Armed Forces Day: 1,000 join Cardiff parade
- 29 June 2013
- From the section Wales
Nearly 1,000 service personnel and veterans have been marching through Cardiff to celebrate Armed Forces Day.
First Minister Carwyn Jones said it reflected the "immense debt of gratitude" owed to the military.
He joined the commemorations and celebrations that began with the parade from Cardiff Castle.
It coincides with the 70th anniversary of the Battle of the Atlantic, World War II's longest continuous military campaign.
"I believe strongly that we should commemorate past conflicts and the people who made sacrifices for our safety," said the First Minister.
"It is important that future generations are aware of this history and remember those who fought for us, and those who continue to fight for us, so that we can continue to enjoy the things we so often take for granted today."
Event organiser Dave Morris said: "The South Wales Armed Forces Day in Cardiff has become an important annual event which has grown both in armed forces', veterans' and their families' involvement and the support and attendance of the general public.
"I would like to thank everyone who has helped made it possible. The spectacular displays and activities make the day a fantastic family day out."
The celebrations attended by the chiefs of the army, navy and air force in Wales are seen as a way of recognising the contributions made by members of services and their families.
This year's south Wales event will also mark the anniversary of the Battle of the Atlantic, with the Royal Navy and Merchant Navy Association taking a prominent position in the head service in Coopers Field and parade
The day of free events will also feature military displays and musical performances, a parachute display by the RAF Falcons team and a fly-past over Cooper's Field by an RAF Sea King Helicopter.
A similar event was held in north Wales last weekend at Deeside College in Connah's Quay.
The National Armed Forces Day is taking place in Nottingham.
On Monday Thea Davies, the partner of Capt Stephen Healey, an Army officer from Cardiff killed by a roadside bomb in Afghanistan last year, helped carry the Armed Forces Day flag before it was raised at Cardiff Castle.
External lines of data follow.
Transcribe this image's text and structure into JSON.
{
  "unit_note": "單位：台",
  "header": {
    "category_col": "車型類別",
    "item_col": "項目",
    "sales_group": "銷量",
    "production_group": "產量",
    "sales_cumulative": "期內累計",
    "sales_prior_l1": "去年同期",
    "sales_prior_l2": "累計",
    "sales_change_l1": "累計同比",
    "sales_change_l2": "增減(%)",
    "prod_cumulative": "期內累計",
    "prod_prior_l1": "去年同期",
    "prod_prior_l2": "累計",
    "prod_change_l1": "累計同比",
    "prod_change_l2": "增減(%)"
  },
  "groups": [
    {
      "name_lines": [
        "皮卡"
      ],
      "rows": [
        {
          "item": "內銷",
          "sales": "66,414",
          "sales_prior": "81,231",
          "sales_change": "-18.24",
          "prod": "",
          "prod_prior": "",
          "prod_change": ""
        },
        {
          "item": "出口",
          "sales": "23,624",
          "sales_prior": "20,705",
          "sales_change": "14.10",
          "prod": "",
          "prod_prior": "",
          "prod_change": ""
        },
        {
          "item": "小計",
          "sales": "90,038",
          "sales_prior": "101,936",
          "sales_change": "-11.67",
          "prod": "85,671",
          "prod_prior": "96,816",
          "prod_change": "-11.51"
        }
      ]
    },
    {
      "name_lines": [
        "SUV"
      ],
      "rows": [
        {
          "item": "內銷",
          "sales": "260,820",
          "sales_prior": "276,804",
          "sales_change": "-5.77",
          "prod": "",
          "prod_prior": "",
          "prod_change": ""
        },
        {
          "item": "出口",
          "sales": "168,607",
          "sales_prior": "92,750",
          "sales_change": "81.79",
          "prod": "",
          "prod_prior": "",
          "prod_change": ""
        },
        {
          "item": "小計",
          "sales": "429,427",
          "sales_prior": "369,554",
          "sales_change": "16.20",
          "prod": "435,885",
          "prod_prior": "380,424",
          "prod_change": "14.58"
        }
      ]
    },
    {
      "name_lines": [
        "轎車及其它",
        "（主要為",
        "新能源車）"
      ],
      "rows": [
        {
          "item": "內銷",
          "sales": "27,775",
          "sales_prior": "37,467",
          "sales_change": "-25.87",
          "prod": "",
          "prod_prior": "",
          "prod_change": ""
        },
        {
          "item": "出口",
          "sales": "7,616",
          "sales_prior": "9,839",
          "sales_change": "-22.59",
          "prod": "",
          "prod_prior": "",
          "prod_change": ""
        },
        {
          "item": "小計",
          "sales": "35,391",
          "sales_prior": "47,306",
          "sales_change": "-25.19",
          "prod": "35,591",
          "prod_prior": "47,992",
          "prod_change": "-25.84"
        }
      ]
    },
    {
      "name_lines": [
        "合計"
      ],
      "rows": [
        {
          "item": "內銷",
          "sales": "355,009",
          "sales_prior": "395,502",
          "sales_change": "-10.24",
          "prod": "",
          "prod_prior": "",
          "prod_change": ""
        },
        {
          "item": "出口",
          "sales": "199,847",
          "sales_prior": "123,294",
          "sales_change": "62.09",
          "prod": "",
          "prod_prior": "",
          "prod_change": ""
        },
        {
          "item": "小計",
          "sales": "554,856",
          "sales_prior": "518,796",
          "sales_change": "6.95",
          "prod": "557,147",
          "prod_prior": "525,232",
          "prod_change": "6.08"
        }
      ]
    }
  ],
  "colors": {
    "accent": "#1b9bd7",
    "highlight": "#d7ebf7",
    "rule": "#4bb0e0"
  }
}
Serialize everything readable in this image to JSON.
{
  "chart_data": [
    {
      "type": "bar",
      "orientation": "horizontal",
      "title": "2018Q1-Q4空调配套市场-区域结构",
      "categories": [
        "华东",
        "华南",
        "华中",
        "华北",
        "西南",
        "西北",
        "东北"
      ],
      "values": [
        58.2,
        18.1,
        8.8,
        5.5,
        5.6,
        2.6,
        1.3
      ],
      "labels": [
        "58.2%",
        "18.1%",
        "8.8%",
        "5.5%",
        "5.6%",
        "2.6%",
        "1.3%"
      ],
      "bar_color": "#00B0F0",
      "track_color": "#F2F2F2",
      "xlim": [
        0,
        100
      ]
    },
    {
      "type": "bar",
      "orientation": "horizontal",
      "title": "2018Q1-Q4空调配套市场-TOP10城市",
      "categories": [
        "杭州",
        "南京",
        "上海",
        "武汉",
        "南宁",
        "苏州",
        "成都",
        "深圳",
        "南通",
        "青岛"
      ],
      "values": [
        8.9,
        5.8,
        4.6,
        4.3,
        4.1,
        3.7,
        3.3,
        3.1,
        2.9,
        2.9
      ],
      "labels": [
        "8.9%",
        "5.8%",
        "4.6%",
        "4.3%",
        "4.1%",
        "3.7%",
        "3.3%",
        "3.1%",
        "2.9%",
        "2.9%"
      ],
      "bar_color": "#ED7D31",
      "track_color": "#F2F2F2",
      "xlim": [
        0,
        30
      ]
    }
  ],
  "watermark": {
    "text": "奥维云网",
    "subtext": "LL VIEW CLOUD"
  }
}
Torfaen council held a flag-raising ceremony at the civic centre in Pontypool, as did Wrexham council at the town's Guildhall.
Meanwhile Housing Minister Carl Sergeant said the Welsh government recognised the vital importance that the armed forces personnel have in serving their country, announcing £2m extra funding to help them resettle after leaving the services.
He said: "Having spoken with several members of the armed forces, veterans and their families it is clear that many have difficulty in finding suitable and affordable accommodation and housing advice. This allocation will make a contribution towards assistance with this.
"We are considering a number of funding options including targeting support for personnel who have been subject to the latest round of redundancies."
Phil Jones, Wales area manager for the Royal British Legion, welcomed news of the extra funding.
"A high proportion of the welfare need of the armed forces community in Wales is based around housing, and the Welsh government is to be commended for this decisive action," he said.